I’m an Irish American born and raised in New York, and we have a term for St. Patrick’s Day: Amateur Night. One way we celebrated our community was to have what seemed like every young person on Long Island board the trains for NYC. It was so crowded that the conductors gave up trying to collect fares.

Ah, but we all grow up.

I thought that investigating some eco consciousness of my ancestral home would be in order.

There is a sustainable Ireland site:  Dublin Green Map. It has a community and family section as well as the “green” map of Dublin.

About 70 miles from Limerick, where I have stayed with relatives who lived in Ballycummin Castle, is a planned “eco- village in North Tipperary’s town of Cloughjordan”…yes, it IS a long way….

Eco Village in Tipperary

Connecting To Cloughjordan

A new cobbled street connects the project to the main street of Cloughjordan via a landscaped community area called the Welcome Square. An old stone coach house at the entrance has been renovated to provide a new threshold to the sustainable community….

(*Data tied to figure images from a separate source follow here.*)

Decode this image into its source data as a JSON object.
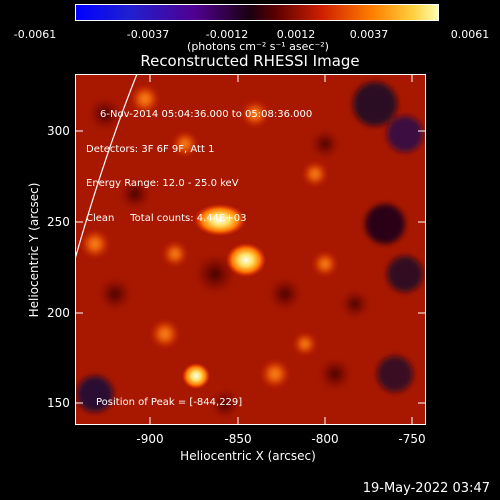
{
  "colorbar": {
    "tick_labels": [
      "-0.0061",
      "-0.0037",
      "-0.0012",
      "0.0012",
      "0.0037",
      "0.0061"
    ],
    "units": "(photons cm⁻² s⁻¹ asec⁻²)"
  },
  "title": "Reconstructed RHESSI Image",
  "info": {
    "time": "6-Nov-2014 05:04:36.000 to 05:08:36.000",
    "detectors": "Detectors: 3F 6F 9F, Att 1",
    "energy": "Energy Range: 12.0 - 25.0 keV",
    "method": "Clean     Total counts: 4.44E+03"
  },
  "peak_label": "Position of Peak = [-844,229]",
  "x_axis": {
    "label": "Heliocentric X (arcsec)",
    "ticks": [
      "-900",
      "-850",
      "-800",
      "-750"
    ]
  },
  "y_axis": {
    "label": "Heliocentric Y (arcsec)",
    "ticks": [
      "300",
      "250",
      "200",
      "150"
    ]
  },
  "footer_date": "19-May-2022 03:47",
  "colors": {
    "background": "#000000",
    "limb_line": "#ffffff",
    "colormap": [
      "#0000ff",
      "#3a1070",
      "#2a0000",
      "#c01000",
      "#ff6a00",
      "#ffe060"
    ]
  }
}
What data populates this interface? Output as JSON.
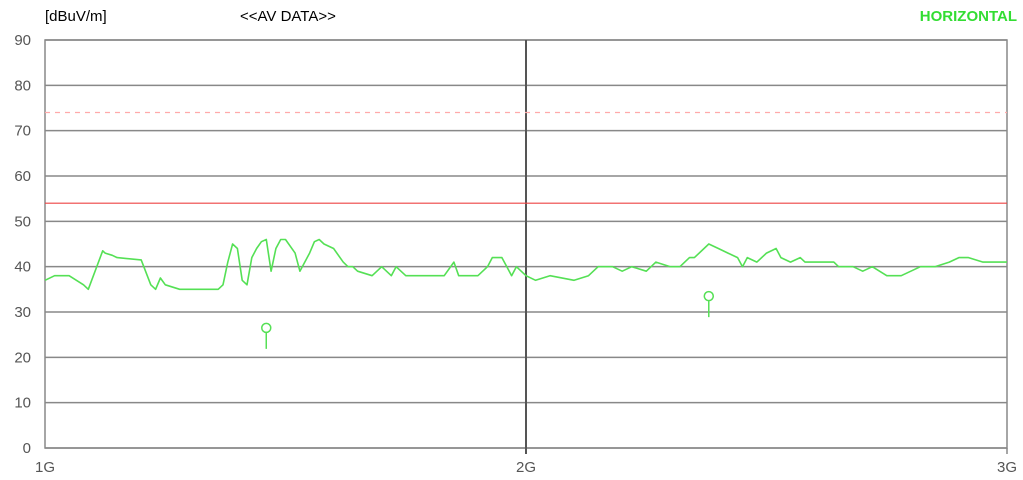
{
  "header": {
    "unit": "[dBuV/m]",
    "title": "<<AV DATA>>",
    "polarization": "HORIZONTAL"
  },
  "colors": {
    "trace": "#55e055",
    "marker": "#55e055",
    "limit": "#ee4444",
    "limit_dashed": "#ffaaaa",
    "grid": "#888888",
    "major_grid": "#555555"
  },
  "chart_data": {
    "type": "line",
    "xlim": [
      1,
      3
    ],
    "ylim": [
      0,
      90
    ],
    "y_ticks": [
      "0",
      "10",
      "20",
      "30",
      "40",
      "50",
      "60",
      "70",
      "80",
      "90"
    ],
    "x_ticks": [
      {
        "value": 1,
        "label": "1G"
      },
      {
        "value": 2,
        "label": "2G"
      },
      {
        "value": 3,
        "label": "3G"
      }
    ],
    "limits": [
      {
        "value": 54,
        "style": "solid"
      },
      {
        "value": 74,
        "style": "dashed"
      }
    ],
    "series": [
      {
        "x": [
          1.0,
          1.02,
          1.05,
          1.08,
          1.09,
          1.12,
          1.125,
          1.14,
          1.15,
          1.2,
          1.22,
          1.23,
          1.24,
          1.25,
          1.28,
          1.3,
          1.33,
          1.36,
          1.37,
          1.38,
          1.39,
          1.4,
          1.41,
          1.42,
          1.43,
          1.44,
          1.45,
          1.46,
          1.47,
          1.48,
          1.49,
          1.5,
          1.52,
          1.53,
          1.55,
          1.56,
          1.57,
          1.58,
          1.6,
          1.62,
          1.63,
          1.64,
          1.65,
          1.68,
          1.7,
          1.72,
          1.73,
          1.75,
          1.77,
          1.8,
          1.83,
          1.85,
          1.86,
          1.9,
          1.92,
          1.93,
          1.95,
          1.97,
          1.98,
          2.0,
          2.02,
          2.05,
          2.1,
          2.13,
          2.15,
          2.18,
          2.2,
          2.22,
          2.25,
          2.27,
          2.3,
          2.32,
          2.34,
          2.35,
          2.38,
          2.4,
          2.42,
          2.44,
          2.45,
          2.46,
          2.48,
          2.5,
          2.52,
          2.53,
          2.55,
          2.57,
          2.58,
          2.6,
          2.62,
          2.64,
          2.65,
          2.68,
          2.7,
          2.72,
          2.75,
          2.78,
          2.8,
          2.82,
          2.85,
          2.88,
          2.9,
          2.92,
          2.95,
          2.98,
          3.0
        ],
        "y": [
          37,
          38,
          38,
          36,
          35,
          43.5,
          43,
          42.5,
          42,
          41.5,
          36,
          35,
          37.5,
          36,
          35,
          35,
          35,
          35,
          36,
          41,
          45,
          44,
          37,
          36,
          42,
          44,
          45.5,
          46,
          39,
          44,
          46,
          46,
          43,
          39,
          43,
          45.5,
          46,
          45,
          44,
          41,
          40,
          40,
          39,
          38,
          40,
          38,
          40,
          38,
          38,
          38,
          38,
          41,
          38,
          38,
          40,
          42,
          42,
          38,
          40,
          38,
          37,
          38,
          37,
          38,
          40,
          40,
          39,
          40,
          39,
          41,
          40,
          40,
          42,
          42,
          45,
          44,
          43,
          42,
          40,
          42,
          41,
          43,
          44,
          42,
          41,
          42,
          41,
          41,
          41,
          41,
          40,
          40,
          39,
          40,
          38,
          38,
          39,
          40,
          40,
          41,
          42,
          42,
          41,
          41,
          41
        ]
      }
    ],
    "markers": [
      {
        "x": 1.46,
        "y": 26.5
      },
      {
        "x": 2.38,
        "y": 33.5
      }
    ]
  }
}
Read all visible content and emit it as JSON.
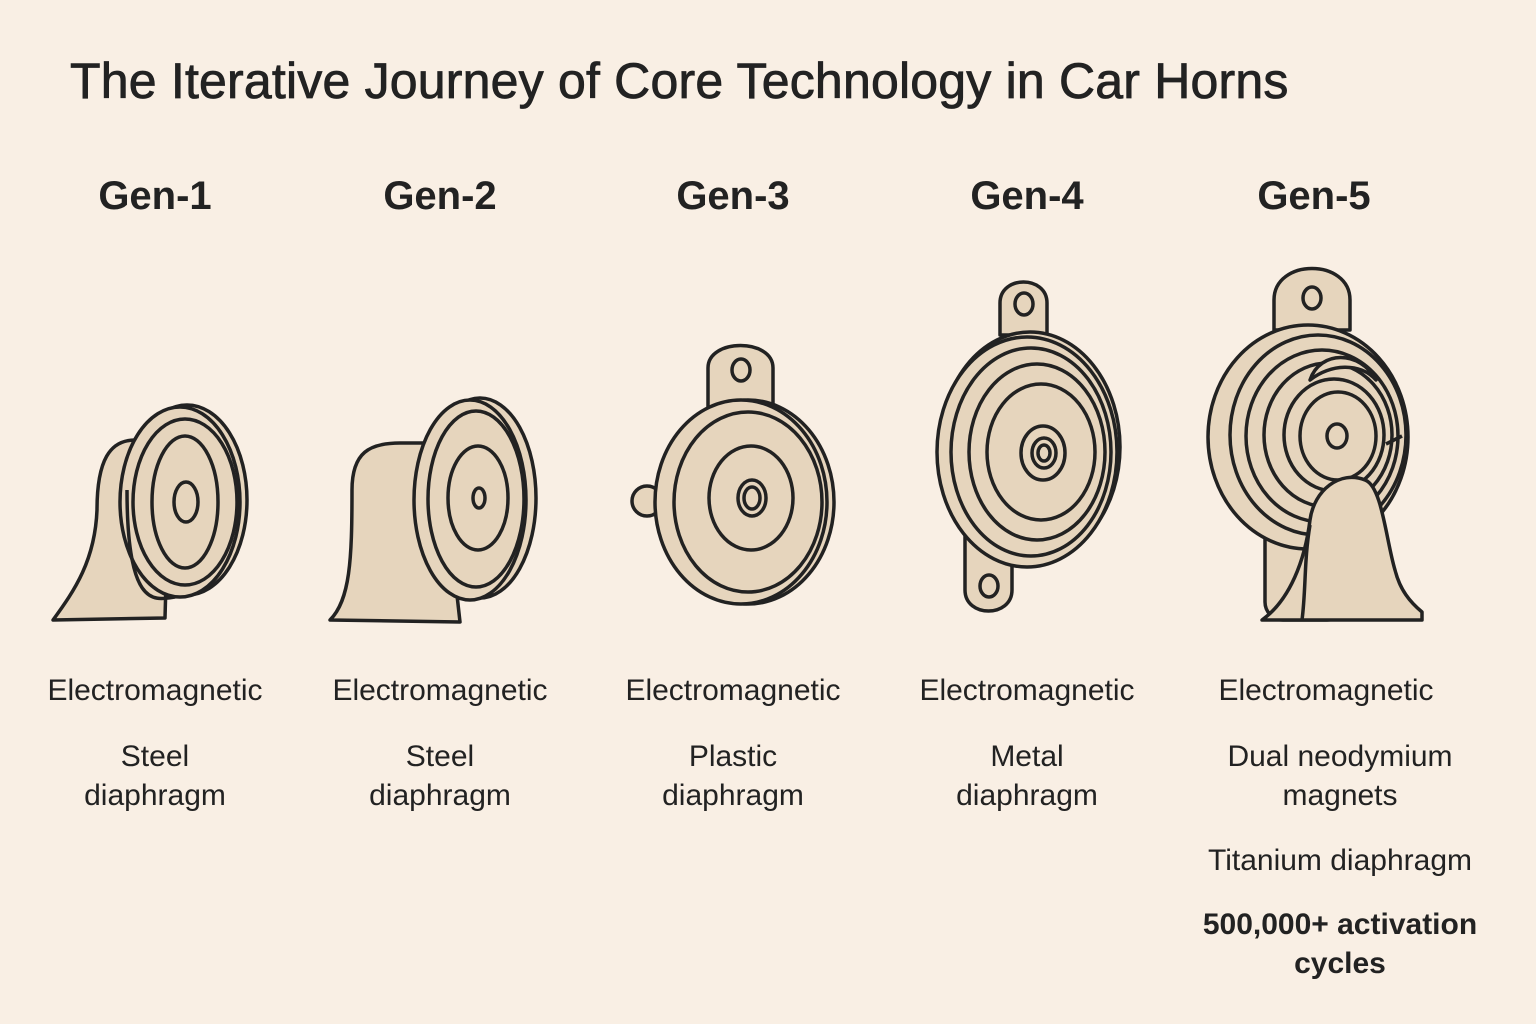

So starts the description of the planned sustainable village. There are plans for a community farm, active and passive solar, other renewable forms of energy as well as community buildings for economic, social and artistic collaboration.

I have not been to the homeland since 1984. It was easy for me to travel there with my very Irish name, which takes up at least two pages in the phone book. I was welcomed into many homes and felt a strong sense of community. I visited relatives in Dublin and Limerick.

And of course I must be on the same hackneyed bandwagon as all other media by talking about drinking and green beer.

Green Beer Sucks, But Your Beer Can Be “Green”

As an American with enough Irish heritage to be annoying I will say this: No such thing as green beer in Ireland. Here is what green beer means to me now: IF you are in Ireland, you are lucky enough that Guinness is your local brew, so drink it. In the US, where I currently reside, my version of “green” beer is to drink a locally made organic brew. No pesticides, smaller carbon footprint, more money stays in the local economy.

I will say this – I don’t think I can ever completely give up having a Guinness every now and then. But I am lucky to live in Cascadia where there are more fantastic local breweries than just about anywhere in the world.